Die Zahlen sagen zwar nichts darüber aus, wie sich der Pfund-Kurs tatsächlich entwickelt: Per Definition steht jedem Käufer von Optionen und Futures auf den Verfall des Pfunds ein Verkäufer gegenüber, der auf einen steigenden Kurs wettet. Insgesamt ist der Markt deshalb immer ausgeglichen. Interessant ist aber, wie sich die Wetten im Markt verteilen. Denn große Hedgefonds und Banken gelten als besser informiert und erfolgreicher als kleine Privatanleger. Die Daten zeigen eindeutig: Die Profis am Finanzmarkt rechnen mit einem weiteren Absturz des Pfund.
"Hammerschlag" für das Pfund?
Mohamed El-Erian, der Finanzmarktberater des Allianz-Konzerns, rechnet schlimmstenfalls sogar damit, dass das Pfund bis zur Parität mit dem Dollar abstürzen könnte: "Stellen Sie sich das Pfund Sterling vor, das auf einen doppelten Hammerschlag wartet, ohne einen starken Rettungsanker zu haben".
Selbst wenn es keinen plötzlichen Einbruch gibt, droht dem Pfund zumindest mittelfristig ein schleichender Verfall. Die andauernde Unsicherheit, wie es mit Großbritannien und der EU weitergeht, hemmt Investitionen und Wachstum. Jobs könnten aus der Londoner City abwandern. Der britischen Wirtschaft droht eine jahrelange Flaute. Je mehr Kapital deshalb von der Insel flüchtet, desto mehr wird das Pfund an Wert verlieren.

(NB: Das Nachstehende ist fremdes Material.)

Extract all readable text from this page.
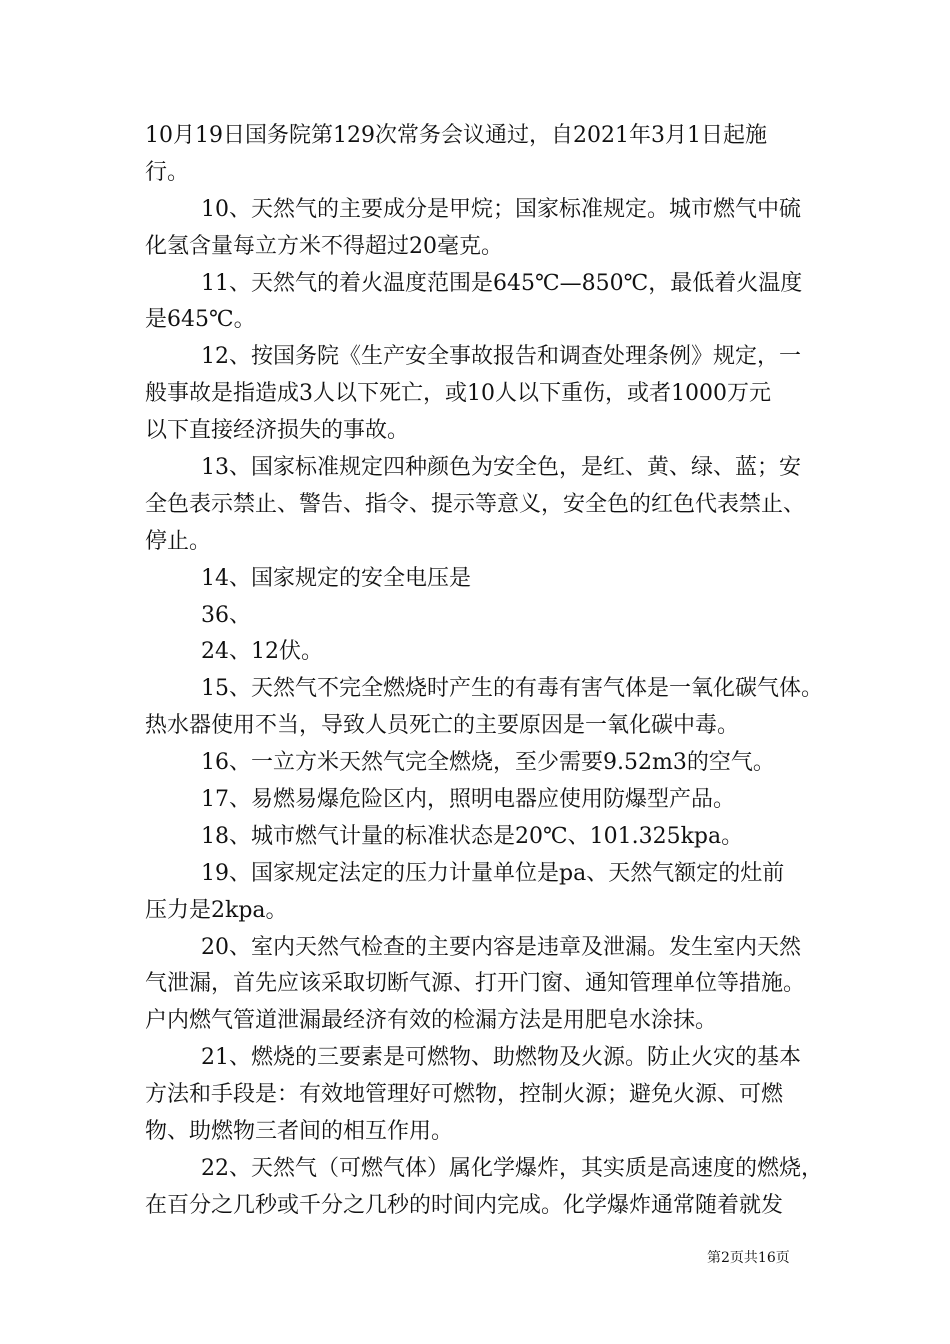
10月19日国务院第129次常务会议通过，自2021年3月1日起施
行。
10、天然气的主要成分是甲烷；国家标准规定。城市燃气中硫
化氢含量每立方米不得超过20毫克。
11、天然气的着火温度范围是645℃—850℃，最低着火温度
是645℃。
12、按国务院《生产安全事故报告和调查处理条例》规定，一
般事故是指造成3人以下死亡，或10人以下重伤，或者1000万元
以下直接经济损失的事故。
13、国家标准规定四种颜色为安全色，是红、黄、绿、蓝；安
全色表示禁止、警告、指令、提示等意义，安全色的红色代表禁止、
停止。
14、国家规定的安全电压是
36、
24、12伏。
15、天然气不完全燃烧时产生的有毒有害气体是一氧化碳气体。
热水器使用不当，导致人员死亡的主要原因是一氧化碳中毒。
16、一立方米天然气完全燃烧，至少需要9.52m3的空气。
17、易燃易爆危险区内，照明电器应使用防爆型产品。
18、城市燃气计量的标准状态是20℃、101.325kpa。
19、国家规定法定的压力计量单位是pa、天然气额定的灶前
压力是2kpa。
20、室内天然气检查的主要内容是违章及泄漏。发生室内天然
气泄漏，首先应该采取切断气源、打开门窗、通知管理单位等措施。
户内燃气管道泄漏最经济有效的检漏方法是用肥皂水涂抹。
21、燃烧的三要素是可燃物、助燃物及火源。防止火灾的基本
方法和手段是：有效地管理好可燃物，控制火源；避免火源、可燃
物、助燃物三者间的相互作用。
22、天然气（可燃气体）属化学爆炸，其实质是高速度的燃烧，
在百分之几秒或千分之几秒的时间内完成。化学爆炸通常随着就发
第2页共16页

Die Bank of England hat schon versprochen "alles was nötig ist" zu tun, um die Märkte zu beruhigen. Bislang hat sie noch überraschend gezögert, nach dem Brexit die Zinsen zu senken. Sie will erst mehr Daten darüber sammeln, wie sich das Votum auf die Wirtschaft auswirkt. Doch irgendwann werden die Notenbanker handeln müssen, um die Bremsspuren zu verringern. Vielleicht ist es schon im August soweit. Da tagen die Hüter des Pfunds erneut, um über die erwartete Zinssenkung zu beraten.